Jujur saja, pertanyaan di atas agak, tidak semua orang sudah mengetahui, apalagi ikut merasakan. Diakui atau tidak, sesungguhnya kepedulian kita terhadap nasib kaum disabilitas itu masih sangat minim. Banyak yang tidak peduli dan dan ikut merasakan apa yang dirasakan atau dialami oleh mereka, kaum disabilitas atau difabel. Kita bisa lihat dalam realitas seharian, tidak semua orang peduli dan mau memahami, apalagi merasakan dan memperhatikan nasib kaum disabilitas di Negeri ini. Padahal, setiap tahun, termasuk di Negara kita, Indonesia memperingati hari Disabilitas Internasional (World Disability Day) pada tanggal 3 Desember untuk menumbuhkan kepedulian dan membangun kesadaran kita terhadap kaum disabilitas atau difabel.
Ya, karena sesungguhnya peringatan hari Disabilitas yang ditetapkan oleh Badan Kesehatan dunia (WHO) pada setiap tanggal 3 Desember itu selama ini dijadikan sebagai momentum yang sangat penting untuk memperbaiki nasib para disabilitas di seluruh dunia. Dikatakan demikian, karena nasib kaum disabilitas atau difabel masih sangat marginal. Mungkin itulah salah satu alasan mengapa WHO mengingatkan kita lewat selebrasi hari Disabilitas Internasional tersebut dengan cara dan strategi masing-masing, dengan mengikuti tema yang ditetapkan oleh WHO setiap tahunnya. Peringatan hari disabilitas Internasionaln yang bukan hanya diperingati oleh lembaga-lembaga pemerintah, tetapi lembaga-lembaga non pemerintah (Non Government Organization) yang concern dengan isu atau nasib kaum disabilitas setiap tahun merayakan hari disabilitas Internasional tersebut. Oleh sebab itu, harusnya dengan semakin seringnya diperingati hari disabilitas Internasional yang ditetapkan oleh WHO sejak tahun 1992 itu, wacana-wacana tentang kaum disabilitas semakin banyak dikenal orang dan semua elemen mulai dari keluarga, masyarakat dan pemerintah bisa bersikap dan bertindak lebih arif serta adil terhadap kaum disabilitas dan atau difabel tersebut. Hal ini penting, karena disadari atau tidak, selama ini anak-anak atau kelompok disabilitas banyak mengalami tindakan pengabaian dan diskriminasi.

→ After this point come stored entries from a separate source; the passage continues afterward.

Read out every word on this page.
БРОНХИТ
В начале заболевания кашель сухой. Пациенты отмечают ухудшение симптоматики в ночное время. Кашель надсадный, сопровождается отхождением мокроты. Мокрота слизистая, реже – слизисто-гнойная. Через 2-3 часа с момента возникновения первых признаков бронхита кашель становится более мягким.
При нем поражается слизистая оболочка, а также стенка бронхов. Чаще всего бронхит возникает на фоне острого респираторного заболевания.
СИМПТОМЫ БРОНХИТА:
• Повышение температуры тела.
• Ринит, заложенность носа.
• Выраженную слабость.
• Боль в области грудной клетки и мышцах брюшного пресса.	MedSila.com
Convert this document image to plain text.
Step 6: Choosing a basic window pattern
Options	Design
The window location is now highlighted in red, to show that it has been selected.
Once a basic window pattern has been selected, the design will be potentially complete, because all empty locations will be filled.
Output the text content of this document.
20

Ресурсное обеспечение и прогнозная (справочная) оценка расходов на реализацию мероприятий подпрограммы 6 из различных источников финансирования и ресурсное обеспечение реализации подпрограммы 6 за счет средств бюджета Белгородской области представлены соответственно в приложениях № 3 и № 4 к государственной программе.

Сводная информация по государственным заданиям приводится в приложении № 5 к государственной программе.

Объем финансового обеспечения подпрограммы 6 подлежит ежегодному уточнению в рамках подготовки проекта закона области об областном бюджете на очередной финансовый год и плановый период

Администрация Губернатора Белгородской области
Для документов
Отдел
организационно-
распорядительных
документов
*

Kita faham dan sadar bahwa sesungguhnya setiap orang tua, pasti mendambakan lahirnya anak atau mendapatkan keturunan yang “sempurna”, tidak sakit, tidak mengalami apa yang disebut disabilitas, difabel atau kekurangan sesuatu. Semua berharap lahirnya anak atau keturunan yang sehat wal afiat, tidak kurang satu apa pun. Itulah harapan dan keinginan para orang tua, namun harapan itu bukan ketentuan kita, tetapi ketentuan Allah Yang Maha Pencipta, sehingga dalam kehidupan nyata, ada banyak orang tua yang diberikan tanggung jawab dan tantangan yang sangat besar dan berat karena mendapat anak yang mengalami kebutaan atau tuna netra, baik bawaan lahir, maupun setelah lahir. Ada banyak orang tua yang mendapat amanah harus merawat dan membesarkan anak yang tuna daksa, tuna grahita, autis, kesulitan belajar dan lain-lain yang kemudian dikelompokan ke dalam kategori disabilitas dan juga difabel yang sekarang diperhalus sebutannya menjadi anak yang berkebutuhan khusus tersebut.
Realitas di tengah masyarakat kita dan global, ternyata tidak semua orang tua mau menerima kenyataan ini. Hanya orang tua yang tinggi iman yang dengan suka rela, sungguh-sungguh menerima kenyataan ini. Mereka membuka hati menerima, menjaga, merawat dan memenuhi semua kebutuhan anak-anak yang berstatus disabilitas, difabel atau berkebutuhan khusus tersebut, baik kalangan orang kaya, maupun miskin. Tidak ada rasa diskriminasi, bahkan sebaliknya memberi prioritas dalam banyak hal. Apalagi bagi mereka yang memiliki tingkat kesejahteraan yang tinggi, tentu perhatian terhadap anak disabilitas yang dianugerahi Sang Ilahi itu, cukup baik. Namun, sangat sedikit pula yang rela dengan keadaan ini. Sebab, sudah banyak kasus orang tua yang merasa malu memiliki anak yang berstatus disabilitas, difabel atau anak berkebutuhan khusus. Akibatnya, nasib anak disabilitas banyak yang sangat memprihatinkan.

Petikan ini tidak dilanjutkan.